NOTE: Credit may not be obtained for both Folklore 4300 and the former Folklore 1020.

4310. Studies in Newfoundland Folklore. Studies of rural and urban Newfoundland with specific reference to a culture in transition. Folklore is examined as one of the channels through which a people maintain, change and adapt various cultural patterns. The course will include field trips when feasible.
Prerequisite: Folklore 2300.
NOTE: Credit may not be obtained for both Folklore 4310 and the former Folklore 3421.

4370. Culture and Traditions of Ireland. (Same as Anthropology 4370). An examination of the culture and traditions of Ireland through an interdisciplinary approach; historical, geographical, cultural and literary factors will be considered. Emphasis will be on the contemporary scene.
NOTE: Credit may not be obtained for both Folklore 4370 and the former Folklore 4351.

4440. Music and Culture. (Same as Anthropology 4440 and Music 4440.) Traditional music as an aspect of human behaviour in Western and non-European cultures. Examination of the functions and uses of music; folk-popular-art music distinctions; and the relation of style to content. Outside reading, class exercises and individual reports will be required.

4460. Folk Religion. (Same as Religious Studies 4460.) An examination of folk responses to organized religion, surveying the religious forms and interpretations not specifically delineated by Theology. Areas of focus include: folk religious concepts of space and time; religion and healing; witchcraft and the devil; religious folk art and music; religious verbal art; the role and power of the holy person; the saint system; and community social activities sponsored by the church. A discussion of some current popular religious movements will also be included. Attention will be given to material in the MUN Folklore and Language Archive, and research based on field data will be encouraged.
NOTE: Credit may not be obtained for both Folklore 4460 and the former Folklore 4240.
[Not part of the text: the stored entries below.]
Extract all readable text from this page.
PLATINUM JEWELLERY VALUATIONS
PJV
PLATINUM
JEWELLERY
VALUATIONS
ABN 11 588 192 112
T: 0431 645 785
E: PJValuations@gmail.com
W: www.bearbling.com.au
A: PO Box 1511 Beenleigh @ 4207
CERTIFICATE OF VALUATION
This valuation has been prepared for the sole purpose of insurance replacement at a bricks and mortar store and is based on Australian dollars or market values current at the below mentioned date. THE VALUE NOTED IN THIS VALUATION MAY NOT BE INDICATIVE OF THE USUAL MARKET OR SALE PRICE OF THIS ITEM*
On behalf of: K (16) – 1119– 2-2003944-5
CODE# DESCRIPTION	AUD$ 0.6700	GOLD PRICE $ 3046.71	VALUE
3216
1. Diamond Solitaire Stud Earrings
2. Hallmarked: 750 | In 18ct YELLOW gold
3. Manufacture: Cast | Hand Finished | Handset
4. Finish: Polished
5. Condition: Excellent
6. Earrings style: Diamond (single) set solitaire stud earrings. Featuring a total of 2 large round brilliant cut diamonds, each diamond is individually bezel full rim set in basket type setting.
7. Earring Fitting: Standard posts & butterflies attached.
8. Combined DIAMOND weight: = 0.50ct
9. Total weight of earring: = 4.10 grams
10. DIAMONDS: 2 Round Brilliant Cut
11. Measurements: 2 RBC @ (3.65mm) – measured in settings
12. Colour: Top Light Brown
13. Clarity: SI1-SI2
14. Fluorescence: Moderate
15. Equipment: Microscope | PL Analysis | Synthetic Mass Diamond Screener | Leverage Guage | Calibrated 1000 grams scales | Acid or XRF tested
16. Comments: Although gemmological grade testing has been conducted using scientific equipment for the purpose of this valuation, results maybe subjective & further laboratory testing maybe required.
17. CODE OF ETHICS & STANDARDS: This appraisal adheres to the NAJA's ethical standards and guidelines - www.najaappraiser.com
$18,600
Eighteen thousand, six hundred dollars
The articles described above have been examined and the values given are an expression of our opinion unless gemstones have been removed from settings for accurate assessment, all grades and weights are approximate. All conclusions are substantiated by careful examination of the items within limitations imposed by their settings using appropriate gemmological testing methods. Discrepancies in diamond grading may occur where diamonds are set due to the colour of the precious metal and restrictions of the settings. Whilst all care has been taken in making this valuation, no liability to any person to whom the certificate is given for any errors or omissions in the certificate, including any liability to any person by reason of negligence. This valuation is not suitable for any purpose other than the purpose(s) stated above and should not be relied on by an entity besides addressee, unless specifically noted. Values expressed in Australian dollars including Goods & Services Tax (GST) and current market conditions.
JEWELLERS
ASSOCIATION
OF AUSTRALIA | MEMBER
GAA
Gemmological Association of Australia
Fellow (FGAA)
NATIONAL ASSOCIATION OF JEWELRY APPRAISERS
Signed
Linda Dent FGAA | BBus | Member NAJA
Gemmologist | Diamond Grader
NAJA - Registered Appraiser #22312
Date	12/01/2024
4480. Folklore and Oral History. (Same as History 4480.) This seminar deals with the uses of oral sources, particularly those which have a traditional dimension, for the study of history. It will discuss the methods developed by Vansina, Dorson and others for evaluating the historical meaning of oral traditions in literate and non-literate cultures. The uses of oral testimony in the study of traditional modes of life and work such as fishing and farming will be considered. The use of oral traditions in the study of social and political history will also be discussed.

4500-4520. Special Topic in Folklore.

4600-4615. Special Research in Folklore.

4700-4715. Directed Reading Course.

400X. Folklore in the Community Context. A fifteen credit hour program of work open only to Honours students in Folklore.
Students will collect traditional material and analyze folkloric behaviour in a community setting. Each student will live and conduct field research in a small community in Newfoundland (or in one of the other Atlantic Provinces) for a minimum period of ten weeks. Before leaving for the community, the choice of which must be approved by the Department, the student will be assigned a supervisor by the Department, and in consultation with the supervisor will develop a proposed fieldwork project. The student will present reports to the supervisor during and upon the completion of the period of fieldwork. All original field data will be deposited in the MUN Folklore and Language Archive.
Included in the 400X program is the Honours dissertation for which three of the fifteen credit hours is awarded and which must be completed before the course is concluded. The dissertation must be a well-organized presentation and analysis of field data, including collectanea, descriptions of folkloric behaviour, and the biographies of major informants secured by interviews.

4998. Honours Comprehensive Examination. This may be written or oral, or a combination of both (3 credit hours).

4999. Honours Essay. (3 credit hours).